Dois anos depois, os três arguidos Pedro Calado, Avelino Farinha, Custódio Correia e Miguel Albuquerque, num processo à parte, aguardam decisões.



Imagem do regresso à Madeira de Pedro Calado depois de 21 dias detido para primeiro interrogatório.



Os processos envolvendo suspeitas de corrupção na Madeira e que na altura levaram à queda do Governo Regional, continuam em investigação e o jornal PÚBLICO revelou, hoje, que a Polícia Judiciária criou, já este ano , uma equipa exclusiva para esse efeito. Essa decisão resultou de um acordo entre o DCIAP e a PJ com o objetivo de dar celeridade aos inquéritos.

A publicação acrescenta que a Procuradoria Geral da República avança que os processos não estão parados, apesar de terem passado dois anos desde que, num deles, o antigo presidente da Câmara do Funchal Pedro Calado e os empresários Avelino Farinha e Custódio Correia, terem ficado 21 dias detidos para primeiro interrogatório e hoje estão a aguardar o desenrolar do processo com as medidas mínimas de coação: Termo de Identidade e Residência.

Relativamente ao número de arguidos, o Público refere que se mantém o quadro anterior, os três referidos mais o presidente do Governo Regional, arguido num processo à parte, onde também está o empresário da construção e da hotelaria Avelino Farinha, que se encontra nessa condição nos três inquéritos.

A megaooperação, que levou a buscas em 60 lugares diferentes, 45 na Madeira, incide sobre suspeitas de favorecimento nos processos de adjudicação de obras, com base em escutas telefónicas e material recolhido, sendo que o Ministério Público entendeu existirem indícios fortes da prática do crime, um entendimento que não foi partilhado, na altura, pelo juiz de instrução.

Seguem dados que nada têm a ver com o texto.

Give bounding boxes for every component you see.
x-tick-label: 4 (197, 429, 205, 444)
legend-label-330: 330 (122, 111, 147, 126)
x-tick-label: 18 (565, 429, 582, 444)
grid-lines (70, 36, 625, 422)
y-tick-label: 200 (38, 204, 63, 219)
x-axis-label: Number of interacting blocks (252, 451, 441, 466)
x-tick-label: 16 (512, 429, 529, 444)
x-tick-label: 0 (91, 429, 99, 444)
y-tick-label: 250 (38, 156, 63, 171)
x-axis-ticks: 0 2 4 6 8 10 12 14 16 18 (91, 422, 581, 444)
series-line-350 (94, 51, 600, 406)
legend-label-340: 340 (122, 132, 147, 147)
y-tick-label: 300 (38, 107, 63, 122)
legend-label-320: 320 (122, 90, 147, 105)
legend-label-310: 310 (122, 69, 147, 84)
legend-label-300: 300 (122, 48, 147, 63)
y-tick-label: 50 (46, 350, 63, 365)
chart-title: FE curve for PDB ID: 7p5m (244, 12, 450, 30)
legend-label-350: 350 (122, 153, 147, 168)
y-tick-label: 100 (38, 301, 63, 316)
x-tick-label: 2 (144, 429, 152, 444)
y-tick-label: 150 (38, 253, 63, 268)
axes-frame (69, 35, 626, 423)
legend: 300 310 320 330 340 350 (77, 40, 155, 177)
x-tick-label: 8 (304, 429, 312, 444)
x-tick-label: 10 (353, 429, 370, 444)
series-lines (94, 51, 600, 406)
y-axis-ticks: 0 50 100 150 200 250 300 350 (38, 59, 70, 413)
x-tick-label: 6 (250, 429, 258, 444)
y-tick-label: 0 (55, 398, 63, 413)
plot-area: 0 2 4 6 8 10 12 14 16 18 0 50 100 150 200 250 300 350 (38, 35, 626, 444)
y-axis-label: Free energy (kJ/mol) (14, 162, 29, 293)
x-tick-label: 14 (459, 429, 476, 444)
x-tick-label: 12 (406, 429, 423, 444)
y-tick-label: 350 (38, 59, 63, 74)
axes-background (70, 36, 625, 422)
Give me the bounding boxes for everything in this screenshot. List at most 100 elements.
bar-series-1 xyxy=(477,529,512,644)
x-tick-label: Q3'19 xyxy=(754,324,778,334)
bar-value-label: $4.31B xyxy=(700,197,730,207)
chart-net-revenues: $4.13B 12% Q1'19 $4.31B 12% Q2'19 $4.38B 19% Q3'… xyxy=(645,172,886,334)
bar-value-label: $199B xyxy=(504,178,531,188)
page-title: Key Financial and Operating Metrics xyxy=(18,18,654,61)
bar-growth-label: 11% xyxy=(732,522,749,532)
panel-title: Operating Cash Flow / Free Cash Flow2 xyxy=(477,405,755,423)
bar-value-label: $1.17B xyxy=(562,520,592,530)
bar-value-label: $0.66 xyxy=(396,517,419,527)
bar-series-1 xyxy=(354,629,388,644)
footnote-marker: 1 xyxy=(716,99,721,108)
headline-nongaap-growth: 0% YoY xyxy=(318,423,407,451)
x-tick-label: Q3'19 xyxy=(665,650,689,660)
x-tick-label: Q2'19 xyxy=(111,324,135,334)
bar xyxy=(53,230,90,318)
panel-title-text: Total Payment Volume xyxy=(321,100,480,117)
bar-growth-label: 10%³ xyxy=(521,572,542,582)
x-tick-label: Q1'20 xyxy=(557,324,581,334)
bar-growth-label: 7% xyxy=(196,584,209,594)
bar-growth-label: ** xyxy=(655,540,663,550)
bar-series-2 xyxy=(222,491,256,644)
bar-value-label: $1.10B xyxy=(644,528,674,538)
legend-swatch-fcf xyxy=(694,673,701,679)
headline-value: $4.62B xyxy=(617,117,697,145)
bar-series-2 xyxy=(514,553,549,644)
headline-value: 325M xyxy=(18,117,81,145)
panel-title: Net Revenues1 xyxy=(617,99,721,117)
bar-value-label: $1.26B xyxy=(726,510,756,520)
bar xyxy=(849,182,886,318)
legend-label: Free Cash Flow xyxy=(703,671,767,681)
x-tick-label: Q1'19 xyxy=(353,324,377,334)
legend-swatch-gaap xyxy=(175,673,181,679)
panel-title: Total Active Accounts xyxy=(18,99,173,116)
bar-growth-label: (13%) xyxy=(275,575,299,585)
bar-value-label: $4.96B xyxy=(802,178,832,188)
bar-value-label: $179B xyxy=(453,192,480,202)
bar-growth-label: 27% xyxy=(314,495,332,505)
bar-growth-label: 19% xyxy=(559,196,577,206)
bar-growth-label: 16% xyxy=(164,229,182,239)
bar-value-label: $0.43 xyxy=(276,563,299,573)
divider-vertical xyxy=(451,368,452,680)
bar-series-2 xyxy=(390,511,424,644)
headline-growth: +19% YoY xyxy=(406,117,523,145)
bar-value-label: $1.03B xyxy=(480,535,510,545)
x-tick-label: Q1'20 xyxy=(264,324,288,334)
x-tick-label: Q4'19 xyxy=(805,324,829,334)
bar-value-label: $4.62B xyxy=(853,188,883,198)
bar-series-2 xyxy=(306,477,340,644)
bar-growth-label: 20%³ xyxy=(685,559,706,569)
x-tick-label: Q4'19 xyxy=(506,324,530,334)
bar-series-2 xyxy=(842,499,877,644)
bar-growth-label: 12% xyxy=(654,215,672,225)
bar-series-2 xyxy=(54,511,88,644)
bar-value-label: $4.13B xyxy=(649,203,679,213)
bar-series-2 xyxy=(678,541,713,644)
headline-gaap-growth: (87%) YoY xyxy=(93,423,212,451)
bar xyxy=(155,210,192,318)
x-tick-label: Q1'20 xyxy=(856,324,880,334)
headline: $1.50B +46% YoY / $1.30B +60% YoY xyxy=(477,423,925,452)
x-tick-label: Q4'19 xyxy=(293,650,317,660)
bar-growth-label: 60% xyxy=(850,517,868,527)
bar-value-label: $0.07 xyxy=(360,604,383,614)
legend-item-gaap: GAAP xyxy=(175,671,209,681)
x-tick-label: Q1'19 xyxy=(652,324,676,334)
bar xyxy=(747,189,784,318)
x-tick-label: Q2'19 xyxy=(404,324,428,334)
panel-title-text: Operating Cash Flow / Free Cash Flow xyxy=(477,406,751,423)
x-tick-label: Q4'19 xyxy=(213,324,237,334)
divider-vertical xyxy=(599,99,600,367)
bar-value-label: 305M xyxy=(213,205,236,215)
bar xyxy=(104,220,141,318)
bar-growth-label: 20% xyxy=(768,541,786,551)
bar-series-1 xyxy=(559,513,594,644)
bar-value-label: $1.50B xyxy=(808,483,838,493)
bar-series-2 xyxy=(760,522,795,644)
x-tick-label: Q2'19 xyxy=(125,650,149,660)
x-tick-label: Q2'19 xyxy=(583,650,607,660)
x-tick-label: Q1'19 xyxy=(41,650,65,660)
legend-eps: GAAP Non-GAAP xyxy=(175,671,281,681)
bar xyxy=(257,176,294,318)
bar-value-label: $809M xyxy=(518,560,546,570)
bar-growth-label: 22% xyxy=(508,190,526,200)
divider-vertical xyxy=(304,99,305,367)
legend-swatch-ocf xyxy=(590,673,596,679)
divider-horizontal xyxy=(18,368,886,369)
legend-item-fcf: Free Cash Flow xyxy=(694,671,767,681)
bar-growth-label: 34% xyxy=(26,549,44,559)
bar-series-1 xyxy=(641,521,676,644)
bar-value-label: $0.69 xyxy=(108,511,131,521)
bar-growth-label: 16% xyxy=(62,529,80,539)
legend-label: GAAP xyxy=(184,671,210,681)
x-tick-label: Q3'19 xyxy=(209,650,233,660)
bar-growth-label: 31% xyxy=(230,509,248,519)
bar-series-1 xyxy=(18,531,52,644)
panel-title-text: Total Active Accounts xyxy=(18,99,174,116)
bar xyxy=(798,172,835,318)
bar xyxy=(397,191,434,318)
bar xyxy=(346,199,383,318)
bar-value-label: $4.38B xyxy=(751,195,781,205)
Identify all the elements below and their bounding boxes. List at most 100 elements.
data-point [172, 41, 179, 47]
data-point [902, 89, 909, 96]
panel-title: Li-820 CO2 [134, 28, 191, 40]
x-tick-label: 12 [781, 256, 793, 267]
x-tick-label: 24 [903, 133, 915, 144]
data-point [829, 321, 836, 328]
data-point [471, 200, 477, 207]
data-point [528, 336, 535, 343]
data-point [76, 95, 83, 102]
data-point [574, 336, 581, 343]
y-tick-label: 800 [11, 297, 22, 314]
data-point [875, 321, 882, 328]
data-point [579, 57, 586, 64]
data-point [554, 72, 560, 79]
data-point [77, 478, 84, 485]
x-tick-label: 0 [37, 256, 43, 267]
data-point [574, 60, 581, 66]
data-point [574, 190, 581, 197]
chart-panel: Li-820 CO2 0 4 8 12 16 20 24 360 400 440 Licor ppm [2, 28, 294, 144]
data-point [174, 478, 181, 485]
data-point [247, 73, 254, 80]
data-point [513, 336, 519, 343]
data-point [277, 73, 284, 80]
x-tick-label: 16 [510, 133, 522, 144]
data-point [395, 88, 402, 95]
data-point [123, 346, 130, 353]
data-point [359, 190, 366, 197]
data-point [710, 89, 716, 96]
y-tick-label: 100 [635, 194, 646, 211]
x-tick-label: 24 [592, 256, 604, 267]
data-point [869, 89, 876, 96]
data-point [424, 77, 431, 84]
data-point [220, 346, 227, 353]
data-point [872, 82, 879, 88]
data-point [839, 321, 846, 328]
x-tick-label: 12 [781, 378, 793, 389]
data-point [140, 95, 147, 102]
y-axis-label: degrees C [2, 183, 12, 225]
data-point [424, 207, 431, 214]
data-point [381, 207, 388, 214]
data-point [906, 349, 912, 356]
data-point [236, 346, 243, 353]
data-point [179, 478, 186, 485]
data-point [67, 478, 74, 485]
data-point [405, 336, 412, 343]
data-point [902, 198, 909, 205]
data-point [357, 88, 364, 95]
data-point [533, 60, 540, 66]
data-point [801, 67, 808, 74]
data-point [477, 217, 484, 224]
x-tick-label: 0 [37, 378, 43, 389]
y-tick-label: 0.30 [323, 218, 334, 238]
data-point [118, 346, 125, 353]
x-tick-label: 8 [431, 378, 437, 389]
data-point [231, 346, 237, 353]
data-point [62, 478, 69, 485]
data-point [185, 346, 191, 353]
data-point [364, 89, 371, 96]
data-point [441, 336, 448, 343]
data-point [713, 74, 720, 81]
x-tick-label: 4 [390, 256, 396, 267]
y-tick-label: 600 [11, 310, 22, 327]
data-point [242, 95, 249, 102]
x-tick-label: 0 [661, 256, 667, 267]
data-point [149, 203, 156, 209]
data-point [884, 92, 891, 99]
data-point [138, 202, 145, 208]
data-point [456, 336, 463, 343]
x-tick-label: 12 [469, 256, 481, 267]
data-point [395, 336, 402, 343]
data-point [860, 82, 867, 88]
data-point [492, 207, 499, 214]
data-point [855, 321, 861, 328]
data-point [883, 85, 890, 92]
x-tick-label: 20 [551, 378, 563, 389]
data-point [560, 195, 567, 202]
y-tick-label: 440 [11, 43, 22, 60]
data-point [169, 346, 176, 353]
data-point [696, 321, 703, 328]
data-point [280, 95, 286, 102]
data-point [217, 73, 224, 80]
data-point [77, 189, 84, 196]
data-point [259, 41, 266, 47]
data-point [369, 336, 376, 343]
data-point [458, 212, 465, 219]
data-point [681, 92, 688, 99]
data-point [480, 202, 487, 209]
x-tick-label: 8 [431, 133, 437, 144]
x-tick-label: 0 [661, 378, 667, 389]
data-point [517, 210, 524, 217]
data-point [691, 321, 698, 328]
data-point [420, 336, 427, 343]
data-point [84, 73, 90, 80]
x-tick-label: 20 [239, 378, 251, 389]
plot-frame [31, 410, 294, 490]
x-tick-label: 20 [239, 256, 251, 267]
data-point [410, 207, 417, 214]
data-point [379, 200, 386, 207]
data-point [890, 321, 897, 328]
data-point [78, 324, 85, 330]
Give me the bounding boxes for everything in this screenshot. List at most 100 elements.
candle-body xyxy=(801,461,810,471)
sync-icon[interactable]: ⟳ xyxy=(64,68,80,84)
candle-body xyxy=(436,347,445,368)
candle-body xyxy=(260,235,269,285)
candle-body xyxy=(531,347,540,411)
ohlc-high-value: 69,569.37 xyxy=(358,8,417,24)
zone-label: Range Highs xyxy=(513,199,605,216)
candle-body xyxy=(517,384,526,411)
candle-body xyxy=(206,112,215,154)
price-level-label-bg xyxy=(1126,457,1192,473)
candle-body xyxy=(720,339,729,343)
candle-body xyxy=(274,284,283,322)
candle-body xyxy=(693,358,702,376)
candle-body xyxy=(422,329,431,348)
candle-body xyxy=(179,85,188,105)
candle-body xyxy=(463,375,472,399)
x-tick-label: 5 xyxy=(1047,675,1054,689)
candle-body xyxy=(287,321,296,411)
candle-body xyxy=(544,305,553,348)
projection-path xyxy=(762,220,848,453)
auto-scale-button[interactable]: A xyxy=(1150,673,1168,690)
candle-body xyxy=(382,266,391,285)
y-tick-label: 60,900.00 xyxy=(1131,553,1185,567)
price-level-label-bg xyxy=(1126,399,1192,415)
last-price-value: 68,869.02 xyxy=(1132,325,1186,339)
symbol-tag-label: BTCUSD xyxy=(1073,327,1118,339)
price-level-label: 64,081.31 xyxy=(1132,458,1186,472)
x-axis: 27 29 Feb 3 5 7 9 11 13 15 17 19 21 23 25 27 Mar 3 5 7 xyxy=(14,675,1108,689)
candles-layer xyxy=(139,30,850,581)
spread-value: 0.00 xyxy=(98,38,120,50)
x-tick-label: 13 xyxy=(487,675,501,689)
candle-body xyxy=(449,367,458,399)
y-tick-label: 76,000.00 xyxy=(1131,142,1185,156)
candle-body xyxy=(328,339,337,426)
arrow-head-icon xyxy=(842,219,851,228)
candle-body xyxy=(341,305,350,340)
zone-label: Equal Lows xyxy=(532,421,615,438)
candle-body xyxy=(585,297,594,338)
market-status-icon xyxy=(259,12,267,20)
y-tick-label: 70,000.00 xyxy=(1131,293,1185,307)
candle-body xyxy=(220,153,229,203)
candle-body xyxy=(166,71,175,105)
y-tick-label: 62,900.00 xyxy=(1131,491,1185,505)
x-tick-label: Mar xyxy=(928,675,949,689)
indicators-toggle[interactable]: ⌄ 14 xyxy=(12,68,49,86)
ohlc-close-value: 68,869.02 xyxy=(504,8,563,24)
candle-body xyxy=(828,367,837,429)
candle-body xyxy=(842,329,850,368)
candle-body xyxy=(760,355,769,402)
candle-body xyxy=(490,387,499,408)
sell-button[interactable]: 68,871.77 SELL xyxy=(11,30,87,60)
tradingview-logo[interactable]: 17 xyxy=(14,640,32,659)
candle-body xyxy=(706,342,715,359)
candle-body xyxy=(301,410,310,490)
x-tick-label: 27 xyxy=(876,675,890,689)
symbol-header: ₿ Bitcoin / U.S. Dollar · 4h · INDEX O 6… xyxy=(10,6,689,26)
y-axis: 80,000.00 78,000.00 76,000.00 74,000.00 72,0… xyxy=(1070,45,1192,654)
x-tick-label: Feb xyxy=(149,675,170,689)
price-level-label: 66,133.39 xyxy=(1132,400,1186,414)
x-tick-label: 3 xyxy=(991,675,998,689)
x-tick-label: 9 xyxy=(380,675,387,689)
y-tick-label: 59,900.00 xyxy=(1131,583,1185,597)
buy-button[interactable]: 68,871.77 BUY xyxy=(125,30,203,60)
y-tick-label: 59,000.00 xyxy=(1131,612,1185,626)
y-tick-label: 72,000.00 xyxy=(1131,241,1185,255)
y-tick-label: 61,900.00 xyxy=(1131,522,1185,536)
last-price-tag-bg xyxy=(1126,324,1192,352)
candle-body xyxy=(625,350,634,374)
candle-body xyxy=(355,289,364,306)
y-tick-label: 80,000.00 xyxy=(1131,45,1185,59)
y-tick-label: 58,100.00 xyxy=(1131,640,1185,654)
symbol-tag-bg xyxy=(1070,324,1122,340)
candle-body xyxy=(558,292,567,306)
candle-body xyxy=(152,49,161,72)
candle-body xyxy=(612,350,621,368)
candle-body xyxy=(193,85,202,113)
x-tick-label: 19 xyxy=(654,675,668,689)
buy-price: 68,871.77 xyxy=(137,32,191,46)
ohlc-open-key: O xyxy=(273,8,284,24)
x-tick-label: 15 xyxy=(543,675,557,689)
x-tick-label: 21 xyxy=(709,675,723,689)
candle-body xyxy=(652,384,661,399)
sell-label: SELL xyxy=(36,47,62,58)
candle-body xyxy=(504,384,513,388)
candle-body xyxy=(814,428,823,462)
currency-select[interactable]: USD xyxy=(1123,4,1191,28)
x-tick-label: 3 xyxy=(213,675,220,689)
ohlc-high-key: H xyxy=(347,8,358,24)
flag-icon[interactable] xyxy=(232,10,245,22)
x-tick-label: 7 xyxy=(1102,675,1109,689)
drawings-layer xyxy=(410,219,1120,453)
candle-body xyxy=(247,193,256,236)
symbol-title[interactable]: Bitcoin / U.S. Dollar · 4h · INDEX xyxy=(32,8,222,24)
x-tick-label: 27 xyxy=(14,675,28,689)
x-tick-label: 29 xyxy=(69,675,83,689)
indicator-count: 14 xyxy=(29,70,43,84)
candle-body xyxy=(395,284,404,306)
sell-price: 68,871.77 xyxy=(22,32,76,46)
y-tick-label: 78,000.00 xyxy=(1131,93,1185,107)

Também em 2024, no âmbito da operação "Ab Initio", foram constituídos arguidos oito personalidades ligadas ao Governo, a Câmaras Municipais e a empresas, designadamente o presidente da Câmara Municipal da Calheta e da Associação de Municípios da Madeira, Carlos Teles, o presidente do conselho diretivo do Instituto da Administração de Saúde da Madeira (Iasaúde), Bruno Freitas, o ex-secretário regional da Agricultura, Humberto Vasconcelos, o antigo diretor da Agricultura e Desenvolvimento Regional, Paulo Santos, duas funcionárias deste mesmo departamento do Governo Regional e os empresários Humberto Drumond e Miguel Nóbrega.

Na altura, em declarações ao Expresso, "o advogado João Nabais, defensor do presidente da Câmara Municipal da Calheta e da Associação de Municípios da Madeira, Carlos Teles, os oito arguidos ficam sujeitos ao Termo de Identidade de Residência (TIR), proibição de contacto com os demais arguidos e obrigação de pedir autorização ao tribunal para se ausentarem da região, mas sem privação do passaporte.

Ao presidente do conselho consultivo do Instituto da Administração da Saúde da Madeira (Iasaúde), Bruno Freitas, acresce a suspensão do cargo público que desempenha". Bruno Freitas acabou em assessor de uma empresa pública, ARM.